# 155gr. Gold Dot reloads



## 7mmlover (Dec 4, 2006)

Does anyone know what the factory powder, primer and claimed velocity is for the Speer 155gr. Gold Dot defense load is out of a 4" barrel? I want to load some rounds for practice and comparison as close to factory loads.
Edit/Delete Message


----------



## PanaDP (Jul 20, 2007)

I could be wrong but doesn't Speer just make bullets and not finished ammunition?


----------



## gmaske (Jan 7, 2008)

7mmlover said:


> Does anyone know what the factory powder, primer and claimed velocity is for the Speer 155gr. Gold Dot defense load is out of a 4" barrel?
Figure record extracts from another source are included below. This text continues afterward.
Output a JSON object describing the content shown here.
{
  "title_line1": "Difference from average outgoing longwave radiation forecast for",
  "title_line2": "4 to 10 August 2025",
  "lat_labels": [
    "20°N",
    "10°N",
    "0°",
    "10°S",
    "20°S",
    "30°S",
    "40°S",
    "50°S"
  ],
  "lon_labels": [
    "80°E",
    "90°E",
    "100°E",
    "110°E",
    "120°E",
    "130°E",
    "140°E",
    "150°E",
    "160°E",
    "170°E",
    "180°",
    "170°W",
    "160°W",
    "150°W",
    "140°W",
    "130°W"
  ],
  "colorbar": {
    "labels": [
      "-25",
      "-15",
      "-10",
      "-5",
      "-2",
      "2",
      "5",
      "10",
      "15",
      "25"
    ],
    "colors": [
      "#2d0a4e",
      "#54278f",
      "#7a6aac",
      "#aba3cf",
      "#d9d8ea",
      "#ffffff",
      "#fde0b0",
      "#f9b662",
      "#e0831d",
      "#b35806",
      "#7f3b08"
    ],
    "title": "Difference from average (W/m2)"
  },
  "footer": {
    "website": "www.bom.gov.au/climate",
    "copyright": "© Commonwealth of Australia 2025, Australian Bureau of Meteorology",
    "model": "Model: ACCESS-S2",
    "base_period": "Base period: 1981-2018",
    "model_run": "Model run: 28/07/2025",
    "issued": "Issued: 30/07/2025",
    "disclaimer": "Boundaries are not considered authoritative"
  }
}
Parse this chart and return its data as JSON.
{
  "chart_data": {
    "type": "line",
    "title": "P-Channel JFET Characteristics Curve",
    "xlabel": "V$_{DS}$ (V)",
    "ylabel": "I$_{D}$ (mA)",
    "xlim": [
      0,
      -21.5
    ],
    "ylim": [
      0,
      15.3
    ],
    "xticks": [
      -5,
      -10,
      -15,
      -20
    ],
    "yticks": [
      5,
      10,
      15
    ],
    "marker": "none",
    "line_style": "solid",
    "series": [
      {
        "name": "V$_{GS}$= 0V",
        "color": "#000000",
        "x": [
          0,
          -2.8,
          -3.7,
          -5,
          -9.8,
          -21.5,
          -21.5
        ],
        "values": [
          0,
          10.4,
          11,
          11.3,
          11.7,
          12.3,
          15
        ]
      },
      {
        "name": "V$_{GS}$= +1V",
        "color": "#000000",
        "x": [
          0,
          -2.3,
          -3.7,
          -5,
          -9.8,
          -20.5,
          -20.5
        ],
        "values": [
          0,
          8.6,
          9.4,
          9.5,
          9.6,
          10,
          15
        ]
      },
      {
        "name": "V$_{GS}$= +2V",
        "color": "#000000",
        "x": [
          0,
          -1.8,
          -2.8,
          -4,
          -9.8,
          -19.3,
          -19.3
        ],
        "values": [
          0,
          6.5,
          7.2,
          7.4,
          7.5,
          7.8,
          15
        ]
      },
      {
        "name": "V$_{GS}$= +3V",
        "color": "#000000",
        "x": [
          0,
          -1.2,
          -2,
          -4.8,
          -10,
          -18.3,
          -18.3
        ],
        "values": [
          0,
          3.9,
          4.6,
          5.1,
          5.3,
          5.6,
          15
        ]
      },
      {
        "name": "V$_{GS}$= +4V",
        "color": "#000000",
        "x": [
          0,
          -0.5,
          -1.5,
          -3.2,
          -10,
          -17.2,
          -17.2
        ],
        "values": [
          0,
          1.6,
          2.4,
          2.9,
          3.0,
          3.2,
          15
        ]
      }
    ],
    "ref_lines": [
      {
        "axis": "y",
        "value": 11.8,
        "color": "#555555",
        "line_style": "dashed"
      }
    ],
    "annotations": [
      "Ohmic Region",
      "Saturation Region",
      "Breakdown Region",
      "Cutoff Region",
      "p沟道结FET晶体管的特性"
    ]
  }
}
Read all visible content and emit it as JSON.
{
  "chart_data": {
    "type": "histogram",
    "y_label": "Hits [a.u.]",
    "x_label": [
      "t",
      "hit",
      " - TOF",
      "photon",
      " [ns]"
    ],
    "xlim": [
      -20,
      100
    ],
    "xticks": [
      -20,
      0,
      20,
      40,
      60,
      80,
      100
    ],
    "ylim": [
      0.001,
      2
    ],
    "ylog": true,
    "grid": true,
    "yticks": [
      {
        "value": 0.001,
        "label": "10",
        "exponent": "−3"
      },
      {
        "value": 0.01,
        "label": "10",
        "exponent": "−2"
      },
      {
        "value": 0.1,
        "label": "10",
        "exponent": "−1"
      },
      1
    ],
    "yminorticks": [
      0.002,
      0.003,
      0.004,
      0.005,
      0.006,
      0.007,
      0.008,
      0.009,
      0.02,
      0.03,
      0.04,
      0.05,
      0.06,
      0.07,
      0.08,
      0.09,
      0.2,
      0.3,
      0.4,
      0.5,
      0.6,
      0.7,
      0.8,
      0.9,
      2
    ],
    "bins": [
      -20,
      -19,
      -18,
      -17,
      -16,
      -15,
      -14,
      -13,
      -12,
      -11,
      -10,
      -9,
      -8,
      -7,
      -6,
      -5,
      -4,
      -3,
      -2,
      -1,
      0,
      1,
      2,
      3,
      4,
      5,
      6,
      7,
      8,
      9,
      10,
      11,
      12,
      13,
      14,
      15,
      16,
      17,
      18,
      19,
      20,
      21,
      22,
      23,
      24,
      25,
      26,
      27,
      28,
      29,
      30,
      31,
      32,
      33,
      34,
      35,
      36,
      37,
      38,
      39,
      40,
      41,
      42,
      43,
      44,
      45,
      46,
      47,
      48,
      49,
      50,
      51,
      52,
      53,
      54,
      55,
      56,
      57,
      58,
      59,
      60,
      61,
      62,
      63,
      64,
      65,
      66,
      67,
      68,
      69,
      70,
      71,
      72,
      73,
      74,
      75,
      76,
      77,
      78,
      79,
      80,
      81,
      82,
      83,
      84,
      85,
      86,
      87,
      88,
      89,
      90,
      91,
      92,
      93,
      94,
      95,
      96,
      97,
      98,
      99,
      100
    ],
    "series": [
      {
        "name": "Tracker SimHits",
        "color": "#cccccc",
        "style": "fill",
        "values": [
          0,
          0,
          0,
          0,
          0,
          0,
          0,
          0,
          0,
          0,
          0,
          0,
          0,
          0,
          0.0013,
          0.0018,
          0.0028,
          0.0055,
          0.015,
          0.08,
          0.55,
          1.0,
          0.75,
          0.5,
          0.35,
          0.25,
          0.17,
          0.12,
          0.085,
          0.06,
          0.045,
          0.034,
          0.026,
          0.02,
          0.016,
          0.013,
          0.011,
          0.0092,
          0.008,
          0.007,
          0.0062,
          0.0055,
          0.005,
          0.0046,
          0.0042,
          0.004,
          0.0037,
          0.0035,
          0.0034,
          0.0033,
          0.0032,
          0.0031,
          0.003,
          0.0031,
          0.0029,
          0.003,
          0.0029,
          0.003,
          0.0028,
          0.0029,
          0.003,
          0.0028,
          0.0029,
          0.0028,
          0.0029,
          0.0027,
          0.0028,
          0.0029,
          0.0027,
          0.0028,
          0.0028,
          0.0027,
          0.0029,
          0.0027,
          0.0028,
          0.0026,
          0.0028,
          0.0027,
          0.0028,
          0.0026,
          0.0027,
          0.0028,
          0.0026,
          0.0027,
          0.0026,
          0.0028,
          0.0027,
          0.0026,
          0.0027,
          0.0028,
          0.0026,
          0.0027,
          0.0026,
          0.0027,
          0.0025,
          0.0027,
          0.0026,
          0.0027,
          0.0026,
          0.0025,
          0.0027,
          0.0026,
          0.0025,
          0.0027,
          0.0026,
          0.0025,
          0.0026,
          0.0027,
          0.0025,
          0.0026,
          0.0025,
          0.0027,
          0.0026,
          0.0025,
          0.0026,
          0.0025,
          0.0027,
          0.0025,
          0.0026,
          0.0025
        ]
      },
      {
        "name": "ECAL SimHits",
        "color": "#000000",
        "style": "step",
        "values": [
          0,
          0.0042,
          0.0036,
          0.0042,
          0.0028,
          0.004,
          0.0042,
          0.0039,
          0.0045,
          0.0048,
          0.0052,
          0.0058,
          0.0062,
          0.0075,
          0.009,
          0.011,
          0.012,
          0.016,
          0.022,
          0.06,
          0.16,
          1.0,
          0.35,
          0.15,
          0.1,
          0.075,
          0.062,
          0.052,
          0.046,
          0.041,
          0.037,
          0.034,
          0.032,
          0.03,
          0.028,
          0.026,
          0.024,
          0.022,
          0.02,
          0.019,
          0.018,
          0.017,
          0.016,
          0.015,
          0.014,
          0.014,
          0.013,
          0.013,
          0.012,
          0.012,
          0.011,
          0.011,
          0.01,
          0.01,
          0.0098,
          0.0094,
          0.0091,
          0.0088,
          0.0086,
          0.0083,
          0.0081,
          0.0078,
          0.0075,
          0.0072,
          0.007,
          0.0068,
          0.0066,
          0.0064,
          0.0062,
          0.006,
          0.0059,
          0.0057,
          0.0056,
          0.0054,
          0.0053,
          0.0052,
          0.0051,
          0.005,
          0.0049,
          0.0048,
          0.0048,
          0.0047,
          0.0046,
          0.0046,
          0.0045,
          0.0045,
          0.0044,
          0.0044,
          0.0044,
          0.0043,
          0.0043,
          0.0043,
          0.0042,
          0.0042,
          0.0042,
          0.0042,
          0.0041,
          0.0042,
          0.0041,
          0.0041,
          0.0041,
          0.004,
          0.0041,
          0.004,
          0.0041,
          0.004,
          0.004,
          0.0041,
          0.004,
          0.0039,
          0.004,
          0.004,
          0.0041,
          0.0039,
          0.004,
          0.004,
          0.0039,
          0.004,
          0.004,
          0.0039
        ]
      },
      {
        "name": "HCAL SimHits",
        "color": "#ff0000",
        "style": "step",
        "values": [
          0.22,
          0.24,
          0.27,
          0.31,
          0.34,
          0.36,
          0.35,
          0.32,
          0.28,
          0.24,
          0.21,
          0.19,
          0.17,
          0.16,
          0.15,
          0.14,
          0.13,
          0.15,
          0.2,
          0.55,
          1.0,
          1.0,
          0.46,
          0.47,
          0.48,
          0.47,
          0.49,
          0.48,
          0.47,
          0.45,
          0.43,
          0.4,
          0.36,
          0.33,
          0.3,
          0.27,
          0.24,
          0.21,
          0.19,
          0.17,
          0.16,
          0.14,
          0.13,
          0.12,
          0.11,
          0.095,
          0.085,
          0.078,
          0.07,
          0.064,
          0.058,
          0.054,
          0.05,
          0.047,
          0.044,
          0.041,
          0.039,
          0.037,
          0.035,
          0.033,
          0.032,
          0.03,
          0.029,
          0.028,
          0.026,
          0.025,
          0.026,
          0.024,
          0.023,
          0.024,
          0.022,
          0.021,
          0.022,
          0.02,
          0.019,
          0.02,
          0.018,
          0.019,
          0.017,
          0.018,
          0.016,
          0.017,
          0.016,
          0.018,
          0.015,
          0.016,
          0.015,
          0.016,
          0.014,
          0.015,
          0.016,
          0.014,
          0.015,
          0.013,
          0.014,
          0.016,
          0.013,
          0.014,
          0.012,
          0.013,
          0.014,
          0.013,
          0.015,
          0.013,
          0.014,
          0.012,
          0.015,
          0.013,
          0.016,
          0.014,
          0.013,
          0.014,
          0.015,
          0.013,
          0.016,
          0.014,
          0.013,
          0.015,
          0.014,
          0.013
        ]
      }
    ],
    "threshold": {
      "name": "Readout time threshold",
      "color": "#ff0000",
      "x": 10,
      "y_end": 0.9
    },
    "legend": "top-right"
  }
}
I want to load some rounds for practice and comparison as close to factory loads.
> Edit/Delete Message


I wouldn't worry to much about the powder they use and just work up some diffrent loads with diffrent powders and find what works best for your gun. Take in to consideration the legnth of your barrel. If it is fairly short work with faster burning powders. I would guess that about 60% of the charge of a P+ load in a snub nose is wasted in muzzle flash. A cronoghaph that messures bullet speed would be a great asset here. Why waste the powder if you ain't gettin no more speed!


----------



## TOF (Sep 7, 2006)

Amazing what a search will do for you.

http://le.atk.com/Interior.asp?section=2&page=pages/ccispeer/ccispeer_GoldDot.asp

:smt1099


----------